- SEBELUM ABAD XIX
Sebelum
abad XIX, tunalaras sering disebut sebagai orang gila, mereka dianggap
kerasukan setan. Pada abad ini, anak-anak atau orang dewasa yang menunjukkan perilaku
menyimpang dihukum dengan cara yang sama seperti, ditelantarkan, disiksa,
ataupun dilukai sampai berdarah. Keadaan ini berlangsung sampai akhir abad XIX.
Seorang
dokter dari Perancis yang juga merupakan Psikiater pertama di dunia yaitu
Phiillipe Pinel menjadi orang pertama yang mempelopori penanganan Tunalaras.

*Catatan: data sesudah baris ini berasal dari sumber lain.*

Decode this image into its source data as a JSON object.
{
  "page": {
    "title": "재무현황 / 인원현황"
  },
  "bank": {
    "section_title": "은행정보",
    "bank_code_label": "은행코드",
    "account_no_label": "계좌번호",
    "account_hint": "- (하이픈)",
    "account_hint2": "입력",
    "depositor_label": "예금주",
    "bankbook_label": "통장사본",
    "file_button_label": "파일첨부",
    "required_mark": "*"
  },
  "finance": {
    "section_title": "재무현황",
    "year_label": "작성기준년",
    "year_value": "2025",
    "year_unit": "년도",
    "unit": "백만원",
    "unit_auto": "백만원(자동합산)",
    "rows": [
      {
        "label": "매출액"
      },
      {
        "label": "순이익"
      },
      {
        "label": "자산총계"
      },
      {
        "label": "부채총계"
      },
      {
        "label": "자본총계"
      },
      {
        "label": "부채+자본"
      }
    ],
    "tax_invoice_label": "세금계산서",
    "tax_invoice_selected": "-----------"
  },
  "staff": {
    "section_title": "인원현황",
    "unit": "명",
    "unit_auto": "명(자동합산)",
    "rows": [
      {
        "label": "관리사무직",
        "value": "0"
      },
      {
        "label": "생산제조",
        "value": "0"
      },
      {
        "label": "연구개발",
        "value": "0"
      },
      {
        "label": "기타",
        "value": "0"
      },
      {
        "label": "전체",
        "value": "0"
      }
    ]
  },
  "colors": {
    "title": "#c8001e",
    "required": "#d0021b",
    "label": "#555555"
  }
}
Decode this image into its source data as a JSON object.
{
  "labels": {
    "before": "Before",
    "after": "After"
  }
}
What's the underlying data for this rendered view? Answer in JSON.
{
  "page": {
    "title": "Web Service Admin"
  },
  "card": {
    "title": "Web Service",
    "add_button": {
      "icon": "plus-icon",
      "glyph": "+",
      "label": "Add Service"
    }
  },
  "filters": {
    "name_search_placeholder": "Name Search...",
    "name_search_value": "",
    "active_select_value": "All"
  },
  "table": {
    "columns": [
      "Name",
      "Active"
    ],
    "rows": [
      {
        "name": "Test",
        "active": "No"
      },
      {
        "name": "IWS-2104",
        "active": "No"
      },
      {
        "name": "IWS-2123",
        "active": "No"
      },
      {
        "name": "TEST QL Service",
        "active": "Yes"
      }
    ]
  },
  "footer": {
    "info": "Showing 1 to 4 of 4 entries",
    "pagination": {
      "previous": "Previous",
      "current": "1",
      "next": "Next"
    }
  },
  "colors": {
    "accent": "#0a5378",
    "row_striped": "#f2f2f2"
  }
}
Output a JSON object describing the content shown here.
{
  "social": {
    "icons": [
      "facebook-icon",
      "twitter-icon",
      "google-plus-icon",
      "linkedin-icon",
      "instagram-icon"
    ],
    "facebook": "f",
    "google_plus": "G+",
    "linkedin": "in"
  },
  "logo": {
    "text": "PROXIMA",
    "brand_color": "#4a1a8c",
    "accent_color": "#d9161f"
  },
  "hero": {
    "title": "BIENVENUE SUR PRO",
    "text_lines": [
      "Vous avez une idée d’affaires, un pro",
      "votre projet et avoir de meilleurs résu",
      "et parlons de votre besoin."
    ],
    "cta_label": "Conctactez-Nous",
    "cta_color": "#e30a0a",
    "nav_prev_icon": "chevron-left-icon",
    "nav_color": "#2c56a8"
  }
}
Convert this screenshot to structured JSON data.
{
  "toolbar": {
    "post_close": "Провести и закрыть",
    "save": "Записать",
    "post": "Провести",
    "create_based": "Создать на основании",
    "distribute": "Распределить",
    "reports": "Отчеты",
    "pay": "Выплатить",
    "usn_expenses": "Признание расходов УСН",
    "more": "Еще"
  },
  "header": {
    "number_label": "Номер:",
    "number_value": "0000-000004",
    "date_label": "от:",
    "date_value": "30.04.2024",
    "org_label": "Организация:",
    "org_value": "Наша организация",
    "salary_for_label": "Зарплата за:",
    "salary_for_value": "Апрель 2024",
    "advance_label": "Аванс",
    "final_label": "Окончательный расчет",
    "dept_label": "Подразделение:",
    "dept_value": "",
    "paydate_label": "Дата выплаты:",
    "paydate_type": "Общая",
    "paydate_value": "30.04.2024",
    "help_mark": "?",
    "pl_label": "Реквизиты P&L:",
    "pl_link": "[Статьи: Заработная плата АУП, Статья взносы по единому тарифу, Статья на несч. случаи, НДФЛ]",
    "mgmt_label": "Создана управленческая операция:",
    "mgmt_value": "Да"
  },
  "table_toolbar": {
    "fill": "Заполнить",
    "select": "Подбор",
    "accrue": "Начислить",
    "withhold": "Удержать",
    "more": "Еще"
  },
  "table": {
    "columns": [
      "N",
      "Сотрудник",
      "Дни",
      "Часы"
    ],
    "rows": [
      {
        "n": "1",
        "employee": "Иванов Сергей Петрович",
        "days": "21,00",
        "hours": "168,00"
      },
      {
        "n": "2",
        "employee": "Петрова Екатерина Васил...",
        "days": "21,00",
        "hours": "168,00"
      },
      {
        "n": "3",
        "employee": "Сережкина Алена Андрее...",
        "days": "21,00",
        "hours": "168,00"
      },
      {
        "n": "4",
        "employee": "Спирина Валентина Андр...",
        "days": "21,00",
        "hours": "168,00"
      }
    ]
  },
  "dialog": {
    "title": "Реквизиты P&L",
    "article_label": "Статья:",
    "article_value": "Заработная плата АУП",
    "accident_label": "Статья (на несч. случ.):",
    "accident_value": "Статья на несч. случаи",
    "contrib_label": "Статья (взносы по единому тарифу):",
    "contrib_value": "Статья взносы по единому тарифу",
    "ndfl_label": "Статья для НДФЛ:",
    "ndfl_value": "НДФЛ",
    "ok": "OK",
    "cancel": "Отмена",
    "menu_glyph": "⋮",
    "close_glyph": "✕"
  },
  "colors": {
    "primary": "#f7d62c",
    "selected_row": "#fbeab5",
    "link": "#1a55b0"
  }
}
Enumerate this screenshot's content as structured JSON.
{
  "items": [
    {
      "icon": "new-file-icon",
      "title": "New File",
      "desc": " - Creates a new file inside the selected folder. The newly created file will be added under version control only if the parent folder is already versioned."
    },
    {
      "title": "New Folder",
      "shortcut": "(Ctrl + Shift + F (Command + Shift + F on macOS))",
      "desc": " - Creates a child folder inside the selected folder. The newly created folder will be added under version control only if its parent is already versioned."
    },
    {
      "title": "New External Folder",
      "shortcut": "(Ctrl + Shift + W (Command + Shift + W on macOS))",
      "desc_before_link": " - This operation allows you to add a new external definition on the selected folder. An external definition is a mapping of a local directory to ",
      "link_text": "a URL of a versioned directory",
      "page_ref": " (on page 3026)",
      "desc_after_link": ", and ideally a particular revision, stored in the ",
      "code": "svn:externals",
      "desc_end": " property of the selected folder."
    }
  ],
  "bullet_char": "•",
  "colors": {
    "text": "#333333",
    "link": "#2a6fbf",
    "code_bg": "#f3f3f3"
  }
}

Dengan pendekatan moral yang ditekankan pada perlakuan secara baik dan
pembicaraan dari hati ke hati, Pinel mencoba menangani pasien dengan penyakit
mental kronis akibat disekap dan disiksa di rumah sakit Bicetre.
Pada
akhir tahun 1700-an sampai 1800-an Pinel dan seorang dokter Perancis,Jean More
Garpard mencoba mendidik seorang anak yang bernama Victor. Itard mengajari
Victor dengan ketrampilan praktis termasuk berbicara. Namun, Victor hanya mampu
mengucapkan beberapa kata. Pada waktu yang bersamaan bapak Psikiater AS yaitu
Doctor Benjamin Rush mempelopori pengembangan pendidikan anak Tunalaras. Rush
menentang metode dalam bentuk kekerasan dan kekejaman sebagai upaya untuk
mengendalikan tingkah laku. Kemudian pendekatan ini dikenal sebagai terapi
moral yang sekarang banyak dipakai di tempat-tempat penampungan anak Tunalaras.
- ABAD XIX
Pada abad ini istilah
tunalaras mulai dikenal, muncul beberapa teori mengenai penyebab ketunalarasan,
ada upaya penanganan secara sistematik dan terbitnya buku-buku tentang
ketunalarasan.
Beberapa
Psikiater mulai mengidentifikasi beberapa penyebab Tunalaras yang sekarang menjadi
perhatian, seperti Parkinson dan West menyebut interaksi antara kondisi emosi
dengan pendidikan atau pola asuh, proteksi berlebihan (over protection), terlalu dimanja dan disiplin yang tidak
konsisten. Dengan demikian lingkungan anak sangat berpengaruh terhadap
munculnya perilaku ketunalarasan.
Pada
abad ini, remaja yang nakal, agresif, tidak patuh atau terlantar tetapi tidak
gila atau idiot mulai mendapat perhatian. Kemudian remaja dengan karakteristik
seperti disebut diatas dikenal dengan penyandang Tunalaras tingkat sedang.
Wajib
belajar pada abad XIX memungkinkan anak memperoleh pendidikan ataupun
penanganan di sekolah. Namun dengan di terapkannya pendidikan dengan system
klasikal menyulitkan bagi anak tunalaras, mereka tidak dapat secara aktif
berkontribusi dalam proses pembelajaran karena beberapa factor. Akibatnya tidak
sedikit dari mereka yang putus sekolah, dan menyebabkan anak-anak tunalaras kembali
turun ke lingkungan aslinya dengan berbagai bentuk kenakalan dan kejahatan.
- ABAD XX
Kemajuan
yang sangat pesat dalam kajian terhadap ketunalarasan terjadi pada abad XX.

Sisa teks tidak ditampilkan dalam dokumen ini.